I have been watching a lot of movies lately. Not that I was not watching them earlier, it is just that I have gotten more into it than before. Earlier, I used to be the Parthiv Patel of movies. Now I am the Brendon McCullum of movies. Not yet Sachin Tendulkar, but getting there. A majority of the movies I watch are from Hollywood, featuring the big names, the household names, the soon to be big names or just names. Sometimes, people tickle me that I do not watch enough Indian movies and thus miss out on a lot of fun and frolic. The fact is that I speak two languages of which only one is native to India. I have watched most of the good Mallu movies and quite a few bad ones as well. Just for kicks. The other language I am fluent in happens to be English and not Tamil, Telugu, Hindi or Bhojpuri, thus restricting my choice of movies. People say that the visual media has a language of its own and one should watch movies of different languages even though you understand just about nothing. The problem is that enjoying the dialogues is an integral part of any movie watching experience. It is only then that one gets to know the nuances and the intricacies of the movie. Plus, one can understand only the bare skeletal structure of the story by just watching the scenes of a movie. These days, all movies seem to have the same structure. It is only good dialogues that make them enjoyable.
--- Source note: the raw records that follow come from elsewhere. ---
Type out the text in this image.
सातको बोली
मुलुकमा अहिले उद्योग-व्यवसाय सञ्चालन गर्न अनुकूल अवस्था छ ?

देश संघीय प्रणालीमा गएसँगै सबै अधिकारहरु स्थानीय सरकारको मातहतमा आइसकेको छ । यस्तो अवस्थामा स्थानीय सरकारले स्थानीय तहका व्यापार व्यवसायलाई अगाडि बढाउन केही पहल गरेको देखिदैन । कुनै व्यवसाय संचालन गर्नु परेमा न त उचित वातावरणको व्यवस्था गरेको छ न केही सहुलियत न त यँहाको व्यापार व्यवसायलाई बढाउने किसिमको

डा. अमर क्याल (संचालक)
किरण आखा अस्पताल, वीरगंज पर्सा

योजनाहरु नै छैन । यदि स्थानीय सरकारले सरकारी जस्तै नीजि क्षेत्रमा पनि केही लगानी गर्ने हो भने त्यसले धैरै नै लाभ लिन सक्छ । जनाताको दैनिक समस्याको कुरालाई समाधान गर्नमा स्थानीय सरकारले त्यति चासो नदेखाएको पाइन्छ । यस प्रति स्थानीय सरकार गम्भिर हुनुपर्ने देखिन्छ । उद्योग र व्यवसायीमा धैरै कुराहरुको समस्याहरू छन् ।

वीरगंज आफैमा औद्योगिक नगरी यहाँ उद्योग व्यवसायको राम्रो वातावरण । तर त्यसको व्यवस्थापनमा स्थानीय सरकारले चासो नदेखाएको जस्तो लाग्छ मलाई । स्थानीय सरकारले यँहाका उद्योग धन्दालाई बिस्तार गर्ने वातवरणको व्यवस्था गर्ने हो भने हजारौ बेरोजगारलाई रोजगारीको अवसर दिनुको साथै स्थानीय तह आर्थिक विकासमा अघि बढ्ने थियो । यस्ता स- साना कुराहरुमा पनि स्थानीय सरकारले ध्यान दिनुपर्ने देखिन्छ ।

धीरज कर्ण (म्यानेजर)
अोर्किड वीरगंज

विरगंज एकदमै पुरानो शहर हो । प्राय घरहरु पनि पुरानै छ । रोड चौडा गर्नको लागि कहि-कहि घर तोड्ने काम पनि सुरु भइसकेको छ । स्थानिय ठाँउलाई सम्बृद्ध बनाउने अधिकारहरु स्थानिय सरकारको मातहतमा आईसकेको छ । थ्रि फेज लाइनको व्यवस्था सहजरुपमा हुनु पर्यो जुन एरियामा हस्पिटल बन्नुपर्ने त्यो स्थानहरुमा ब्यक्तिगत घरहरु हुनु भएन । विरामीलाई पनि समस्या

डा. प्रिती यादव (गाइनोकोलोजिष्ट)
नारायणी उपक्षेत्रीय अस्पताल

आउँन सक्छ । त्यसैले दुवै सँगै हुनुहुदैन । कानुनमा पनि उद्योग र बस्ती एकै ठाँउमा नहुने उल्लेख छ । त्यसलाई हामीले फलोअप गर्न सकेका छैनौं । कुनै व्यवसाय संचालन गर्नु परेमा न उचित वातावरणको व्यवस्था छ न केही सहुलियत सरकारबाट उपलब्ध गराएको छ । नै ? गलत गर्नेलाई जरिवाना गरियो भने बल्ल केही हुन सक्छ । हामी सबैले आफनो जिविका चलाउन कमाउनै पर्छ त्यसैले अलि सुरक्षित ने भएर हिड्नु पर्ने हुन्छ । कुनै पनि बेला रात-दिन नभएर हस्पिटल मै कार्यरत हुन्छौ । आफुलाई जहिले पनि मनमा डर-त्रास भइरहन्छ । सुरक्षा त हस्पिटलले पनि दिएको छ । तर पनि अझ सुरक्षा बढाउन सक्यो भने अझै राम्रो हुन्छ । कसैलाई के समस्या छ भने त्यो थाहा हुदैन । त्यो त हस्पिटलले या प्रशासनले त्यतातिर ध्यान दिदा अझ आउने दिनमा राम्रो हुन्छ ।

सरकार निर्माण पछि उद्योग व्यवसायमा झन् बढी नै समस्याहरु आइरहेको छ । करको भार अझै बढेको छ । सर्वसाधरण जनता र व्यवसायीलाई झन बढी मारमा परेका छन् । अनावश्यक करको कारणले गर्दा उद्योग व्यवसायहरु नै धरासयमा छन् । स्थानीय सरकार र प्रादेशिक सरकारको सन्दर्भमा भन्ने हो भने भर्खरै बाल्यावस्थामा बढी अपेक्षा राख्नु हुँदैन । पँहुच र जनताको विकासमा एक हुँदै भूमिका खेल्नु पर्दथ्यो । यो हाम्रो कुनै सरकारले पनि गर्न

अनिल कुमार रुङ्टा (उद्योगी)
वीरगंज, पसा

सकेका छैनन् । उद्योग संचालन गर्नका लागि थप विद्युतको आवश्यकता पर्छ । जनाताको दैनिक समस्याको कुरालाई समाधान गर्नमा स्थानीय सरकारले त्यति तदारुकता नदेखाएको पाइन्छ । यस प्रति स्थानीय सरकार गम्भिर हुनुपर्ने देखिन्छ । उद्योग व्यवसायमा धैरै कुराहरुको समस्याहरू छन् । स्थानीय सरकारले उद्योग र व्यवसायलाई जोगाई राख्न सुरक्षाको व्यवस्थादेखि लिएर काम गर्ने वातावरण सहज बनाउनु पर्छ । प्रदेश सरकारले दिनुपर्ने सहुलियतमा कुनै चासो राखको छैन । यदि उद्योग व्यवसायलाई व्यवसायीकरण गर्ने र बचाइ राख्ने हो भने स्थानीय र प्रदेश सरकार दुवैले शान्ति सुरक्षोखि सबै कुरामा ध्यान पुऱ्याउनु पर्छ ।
One fact that continues to amaze me is the lack of bilingual movies in India. With a population of 1.21 billion and a few thousand languages, it might seem very profitable to have two languages in your movie and thus draw double the crowd. Or maybe, perhaps if you take a movie in Tamil and Hindi, the Tamil audience might think it is a Hindi movie and move it while the Hindi junta would call it a Madrasville production and sweep it under the carpet. Perhaps, making a bilingual movie is the perfect way for a producer to go the dogs.
Personally though, I would love it someone made a bilingual movie with the two languages I know- English and Mallu. Now let us be clear here. When I say bilingual movie, I mean a movie in which actors can speak both languages with at least as much finesse and fluency as I can. Instead, if the fare to be put on show involves Lalu Alex spitting out English dialogues which sound as if they were written by Britain’s P.E No.1, I am outta here. Too many movies have gone by with someone or the other taking a hacksaw and chopping the language I love into six. English dialogues in the Mallu movie industry is pretty much like school in July- no class. Of what I have seen, very few people in the Mallu movie industry speak good English. It has reached such a situation that sometimes I pray people in movies do not venture into English dialogues. Yet, once in a while, they do.
May be it is the unfamiliarity with the language, but the dialogues in English are clichés, grammatically incorrect and outright bad. I am perfectly sure there are opportunities open for a part-time English dialogue writer in Mollywood and I am prepared to jump for it. At least then, the Suresh Gopis and the Prithvirajs can shout out decent dialogues, dialogues that do not sound like they came from a remote corner of an elementary school.